Maybe a Movie One Day!

Maybe a Movie One Day!

Okay, here’s the truth: Few novels that get optioned by a producer or film company are actually ever turned into movies or TV series. And of those that are? Most fall into the science fiction or fantasy categories. (Happily, cop stories remain hot, too.)

But let’s back it up. What does it actually even mean to have your book optioned? Well, it means you’ve caught the eye of a production company that sees film potential in what you’ve written—something that can convert into a movie that will leave movie goers richly satisfied. When an option is made, the author gets some money (widely variable, but typically not huge) to sell the rights for a period of time, during which the company that optioned your novel will try to attract the attention of movie studio producers who spend millions to turn that book into a film. The production company might be a huge conglomerate such as Columbia, Paramount, MGM and the like. It might also be an independent. Misty Mountain Productions, the company that optioned my In the Spirit of Murder, is an independent that also does audio work and more.

Now, in most cases it helps a whole lot to have already prepared a movie script from your own book and submitted that to attract that option. Just tossing your novel at a producer (or possibly an agent or even entertainment lawyer first) rarely cuts it. Production companies want scripts, which in a lot of cases is almost like writing a whole new book. That’s because novels and movies are very different beasts. A script requires a seamless blend of action with solid, believable dialogue. They don’t run nearly as long as a novel. You might have to chop scenes, combine scenes, let go of a lot of description and . . . well, the list goes on.

A script also requires very specific and complex formatting. Final Cut is the gold standard, but there are plenty of programs out there that can do the same job for a lot less, and then be converted to Final Cut if required. (For my own novels, which were published in ebook and paperback editions through my publisher, The Fiction Works, I use Montage by Mariner Software. It works brilliantly.)

But beyond formatting for a script version, if you’re lucky enough to see an actual movie come from your efforts, almost certainly the script will be rewritten by someone else or a team of other people—not just once, but several times. The process can be exhilarating, but it takes a long time and it’s a good idea not to get excited about who the cast in your movie might be. That’s a decision that rarely includes the author, and probably for good reason. After all, production companies aren’t writing novels; most in the industry wouldn’t know how. And you? An author? Why would you even begin to imagine that you can just turn into a producer or even remotely know how much making a movie actually costs? This is pretty much the time to get over yourself and hope that you still recognize your story when it’s converted to a movie.

And by the way? Most movies are NOT based on novels.

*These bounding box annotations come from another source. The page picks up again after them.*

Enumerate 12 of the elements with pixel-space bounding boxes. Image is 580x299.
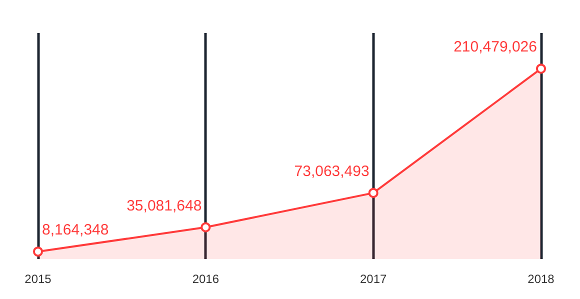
data-label: 210,479,026 bbox=[454, 38, 537, 56]
data-label: 35,081,648 bbox=[126, 197, 202, 214]
x-tick-label: 2015 bbox=[24, 272, 52, 286]
x-tick-label: 2016 bbox=[192, 272, 220, 286]
point bbox=[33, 246, 43, 257]
point bbox=[536, 64, 546, 74]
point bbox=[368, 188, 378, 198]
x-tick-label: 2018 bbox=[528, 272, 555, 286]
data-label: 8,164,348 bbox=[42, 222, 109, 239]
point bbox=[200, 222, 211, 232]
data-label: 73,063,493 bbox=[294, 162, 370, 180]
x-tick-label: 2017 bbox=[360, 272, 388, 286]
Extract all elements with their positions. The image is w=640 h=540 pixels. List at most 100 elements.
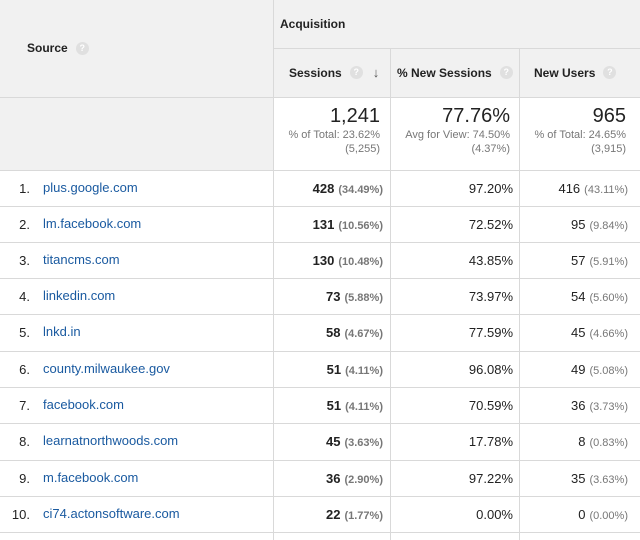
new-users-percent: (5.60%): [589, 292, 628, 304]
source-link[interactable]: facebook.com: [43, 397, 124, 412]
new-sessions-total: 77.76% Avg for View: 74.50% (4.37%): [393, 104, 510, 156]
row-divider: [0, 278, 640, 279]
new-sessions-value: 70.59%: [468, 398, 513, 413]
new-users-value: 45: [571, 325, 586, 340]
new-users-value: 36: [571, 398, 586, 413]
new-users-value: 0: [578, 507, 586, 522]
sessions-value: 45: [326, 434, 341, 449]
source-link[interactable]: county.milwaukee.gov: [43, 361, 170, 376]
source-link[interactable]: lnkd.in: [43, 324, 81, 339]
table-row: 5. lnkd.in 58 (4.67%) 77.59% 45 (4.66%): [0, 314, 640, 350]
new-users-header-label: New Users: [534, 65, 596, 80]
sort-descending-icon[interactable]: ↓: [372, 65, 380, 80]
new-sessions-value: 0.00%: [476, 507, 513, 522]
new-users-total-base: (3,915): [591, 143, 626, 155]
new-users-total-value: 965: [592, 105, 626, 127]
sessions-cell: 51 (4.11%): [273, 398, 383, 413]
new-sessions-header-label: % New Sessions: [397, 65, 492, 80]
row-index: 4.: [19, 289, 30, 304]
new-sessions-total-average: Avg for View: 74.50%: [405, 129, 510, 141]
totals-row-label-cell: [0, 97, 273, 170]
new-sessions-total-delta: (4.37%): [471, 143, 510, 155]
sessions-value: 428: [312, 181, 335, 196]
help-icon[interactable]: ?: [499, 66, 513, 79]
source-link[interactable]: linkedin.com: [43, 288, 116, 303]
new-sessions-value: 72.52%: [468, 217, 513, 232]
sessions-value: 73: [326, 289, 341, 304]
sessions-percent: (34.49%): [338, 184, 383, 196]
new-sessions-value: 77.59%: [468, 325, 513, 340]
new-users-percent: (5.91%): [589, 256, 628, 268]
sessions-cell: 131 (10.56%): [273, 217, 383, 232]
new-users-total: 965 % of Total: 24.65% (3,915): [522, 104, 626, 156]
sessions-value: 22: [326, 507, 341, 522]
sessions-cell: 22 (1.77%): [273, 507, 383, 522]
help-icon[interactable]: ?: [603, 66, 617, 79]
new-users-percent: (43.11%): [584, 184, 628, 196]
source-link[interactable]: learnatnorthwoods.com: [43, 433, 179, 448]
help-icon[interactable]: ?: [75, 41, 89, 55]
new-users-value: 49: [571, 362, 586, 377]
source-link[interactable]: ci74.actonsoftware.com: [43, 506, 180, 521]
new-users-cell: 36 (3.73%): [519, 398, 628, 413]
sessions-total-base: (5,255): [345, 143, 380, 155]
help-icon[interactable]: ?: [349, 66, 363, 79]
new-sessions-value: 97.20%: [468, 181, 513, 196]
sessions-percent: (2.90%): [344, 474, 383, 486]
sessions-value: 51: [326, 398, 342, 413]
source-header-label: Source: [27, 41, 68, 55]
row-index: 10.: [11, 507, 30, 522]
sessions-cell: 36 (2.90%): [273, 471, 383, 486]
sessions-percent: (3.63%): [344, 437, 383, 449]
row-divider: [0, 423, 640, 424]
row-divider: [273, 48, 640, 49]
source-link[interactable]: plus.google.com: [43, 180, 138, 195]
sessions-percent: (10.48%): [338, 256, 383, 268]
new-users-percent: (4.66%): [589, 328, 628, 340]
new-sessions-column-header[interactable]: % New Sessions ?: [397, 48, 513, 97]
new-users-cell: 95 (9.84%): [519, 217, 628, 232]
new-users-column-header[interactable]: New Users ?: [534, 48, 617, 97]
row-index: 6.: [19, 362, 30, 377]
sessions-header-label: Sessions: [289, 65, 342, 80]
table-row: 1. plus.google.com 428 (34.49%) 97.20% 41…: [0, 170, 640, 206]
source-column-header[interactable]: Source ?: [27, 41, 89, 55]
sessions-value: 131: [312, 217, 335, 232]
new-users-value: 8: [578, 434, 586, 449]
sessions-percent: (5.88%): [344, 292, 383, 304]
row-index: 1.: [19, 181, 30, 196]
row-divider: [0, 170, 640, 171]
sessions-value: 58: [326, 325, 341, 340]
sessions-column-header[interactable]: Sessions ? ↓: [289, 48, 379, 97]
new-users-cell: 57 (5.91%): [519, 253, 628, 268]
source-link[interactable]: m.facebook.com: [43, 470, 139, 485]
source-link[interactable]: lm.facebook.com: [43, 216, 142, 231]
row-divider: [0, 314, 640, 315]
sessions-value: 51: [326, 362, 342, 377]
new-users-percent: (5.08%): [589, 365, 628, 377]
table-row: 9. m.facebook.com 36 (2.90%) 97.22% 35 (3.…: [0, 460, 640, 496]
table-row: 6. county.milwaukee.gov 51 (4.11%) 96.08%…: [0, 351, 640, 387]
table-row: 10. ci74.actonsoftware.com 22 (1.77%) 0.0…: [0, 496, 640, 532]
new-sessions-value: 43.85%: [468, 253, 513, 268]
row-divider: [0, 206, 640, 207]
sessions-percent: (4.11%): [345, 401, 383, 413]
row-divider: [0, 387, 640, 388]
source-link[interactable]: titancms.com: [43, 252, 120, 267]
table-row: 3. titancms.com 130 (10.48%) 43.85% 57 (5.…: [0, 242, 640, 278]
sessions-value: 36: [326, 471, 341, 486]
new-sessions-total-value: 77.76%: [442, 105, 510, 127]
sessions-cell: 130 (10.48%): [273, 253, 383, 268]
sessions-value: 130: [312, 253, 335, 268]
table-row: 7. facebook.com 51 (4.11%) 70.59% 36 (3.73…: [0, 387, 640, 423]
sessions-cell: 58 (4.67%): [273, 325, 383, 340]
new-users-cell: 35 (3.63%): [519, 471, 628, 486]
row-index: 5.: [19, 325, 30, 340]
row-divider: [0, 242, 640, 243]
row-index: 2.: [19, 217, 30, 232]
sessions-total: 1,241 % of Total: 23.62% (5,255): [276, 104, 380, 156]
row-divider: [0, 460, 640, 461]
sessions-total-percent: % of Total: 23.62%: [288, 129, 380, 141]
new-users-value: 35: [571, 471, 586, 486]
row-divider: [0, 97, 640, 98]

Most are written from beginning to end as original scripts, often by a team of writers, because a Hollywood team already knows what’s most likely to work on the silver screen.

Still, authors are known to be dreamers, and even getting an option is worth a leap into the air. And if you don’t break your leg making that leap, you might even burn a few calories. So see? There really aren’t any downsides to trying for an option. (Well, there IS the time factor, but that’s for another blog item.)